HIPMI Desak Pengisian Pedagang Setra Kuliner Dibatalkan
SRAGEN, POSKITA.co – Kalangan muda ikut menyoal pembagian kios di sentra kuliner Veteran Brigjen Katamso, Sragen. Pengisian pedagang di kios sentra kuliner sangat subyektif dengan memanjakan pedagang kelas kakap dan mengabaikan pengusaha rintisan. Bahkan nuansa monopoli sangat terasa dalam penataan tersebut.
Ketua Himpunan Pengusaha Muda Indonesia (HIPMI) Kabupaten Sragen Giana Saputra mendesak pemkab merubah sistem yang akan diterapkan dalam penataan pedagang di Sentra kuliner. Agar tidak asal tunjuk bagi pengusaha kelas kakap yang sudah mapan. Tapi perlu lebih mengakomodir pengusaha rintisan atau startup.
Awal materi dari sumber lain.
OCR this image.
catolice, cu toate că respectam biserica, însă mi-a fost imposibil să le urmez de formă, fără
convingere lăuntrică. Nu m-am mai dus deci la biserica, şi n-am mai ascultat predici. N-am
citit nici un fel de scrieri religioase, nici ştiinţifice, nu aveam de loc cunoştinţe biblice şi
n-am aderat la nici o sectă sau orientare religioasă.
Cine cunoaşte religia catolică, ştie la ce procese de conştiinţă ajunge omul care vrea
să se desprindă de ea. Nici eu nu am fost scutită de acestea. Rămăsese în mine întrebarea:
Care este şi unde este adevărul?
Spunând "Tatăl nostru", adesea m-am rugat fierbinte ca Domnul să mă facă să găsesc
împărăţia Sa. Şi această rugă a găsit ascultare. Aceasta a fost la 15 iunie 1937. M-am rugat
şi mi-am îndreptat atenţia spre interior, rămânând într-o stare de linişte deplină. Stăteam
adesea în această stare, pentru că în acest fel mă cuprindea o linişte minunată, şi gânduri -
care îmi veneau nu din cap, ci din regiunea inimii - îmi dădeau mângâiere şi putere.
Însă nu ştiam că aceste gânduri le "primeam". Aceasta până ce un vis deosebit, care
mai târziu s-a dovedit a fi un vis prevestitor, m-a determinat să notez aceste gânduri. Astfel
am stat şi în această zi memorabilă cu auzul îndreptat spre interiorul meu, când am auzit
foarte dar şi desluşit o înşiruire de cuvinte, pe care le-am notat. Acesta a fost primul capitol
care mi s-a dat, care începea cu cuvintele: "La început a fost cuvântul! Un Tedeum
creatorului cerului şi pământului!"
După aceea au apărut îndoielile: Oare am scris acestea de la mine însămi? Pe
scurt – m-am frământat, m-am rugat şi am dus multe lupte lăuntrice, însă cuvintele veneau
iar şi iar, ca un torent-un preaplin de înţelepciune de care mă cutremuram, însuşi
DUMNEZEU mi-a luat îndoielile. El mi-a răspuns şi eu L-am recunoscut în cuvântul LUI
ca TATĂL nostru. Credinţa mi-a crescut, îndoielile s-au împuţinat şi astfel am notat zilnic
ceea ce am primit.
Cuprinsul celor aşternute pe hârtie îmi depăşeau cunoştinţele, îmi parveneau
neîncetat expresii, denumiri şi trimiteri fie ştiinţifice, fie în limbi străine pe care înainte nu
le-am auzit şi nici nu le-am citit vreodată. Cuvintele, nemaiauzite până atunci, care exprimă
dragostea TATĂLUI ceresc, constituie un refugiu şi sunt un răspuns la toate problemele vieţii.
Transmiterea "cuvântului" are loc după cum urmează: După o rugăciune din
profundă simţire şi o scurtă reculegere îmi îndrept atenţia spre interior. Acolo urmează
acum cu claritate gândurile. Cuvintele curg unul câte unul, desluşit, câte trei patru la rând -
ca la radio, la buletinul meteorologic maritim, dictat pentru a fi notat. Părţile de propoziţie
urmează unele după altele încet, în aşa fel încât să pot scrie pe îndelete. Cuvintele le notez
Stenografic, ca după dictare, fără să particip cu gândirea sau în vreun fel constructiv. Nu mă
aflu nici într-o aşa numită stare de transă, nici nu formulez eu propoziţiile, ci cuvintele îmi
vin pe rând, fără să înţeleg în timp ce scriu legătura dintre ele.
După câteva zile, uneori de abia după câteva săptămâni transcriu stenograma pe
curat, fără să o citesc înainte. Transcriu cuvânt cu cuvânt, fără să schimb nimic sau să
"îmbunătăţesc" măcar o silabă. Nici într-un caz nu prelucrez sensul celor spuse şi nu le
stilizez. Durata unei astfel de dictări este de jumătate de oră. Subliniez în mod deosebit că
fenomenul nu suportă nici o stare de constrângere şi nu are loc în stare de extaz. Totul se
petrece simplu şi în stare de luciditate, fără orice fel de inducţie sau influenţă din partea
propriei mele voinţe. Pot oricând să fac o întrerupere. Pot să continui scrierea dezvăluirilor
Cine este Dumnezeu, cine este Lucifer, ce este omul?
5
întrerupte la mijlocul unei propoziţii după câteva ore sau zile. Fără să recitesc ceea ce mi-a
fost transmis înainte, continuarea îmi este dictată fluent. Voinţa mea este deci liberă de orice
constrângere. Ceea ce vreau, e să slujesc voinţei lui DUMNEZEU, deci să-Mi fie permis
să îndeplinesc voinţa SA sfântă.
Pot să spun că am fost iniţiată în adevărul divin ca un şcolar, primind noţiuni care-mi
Meski hanya bersatus Hak Guna Bangunan (HGB). Jika tujuannya memang untuk membangun perekonomian kabupaten Sragen.
”Kalau seperti itu monopoli namanya. Harusnya akomodir teman-teman kita di bidang UKM. Selain itu jika dilelang dengan pembayaran yang bisa diangsur agar tidak memberatkan,” ujar Giana Rabu (27/1).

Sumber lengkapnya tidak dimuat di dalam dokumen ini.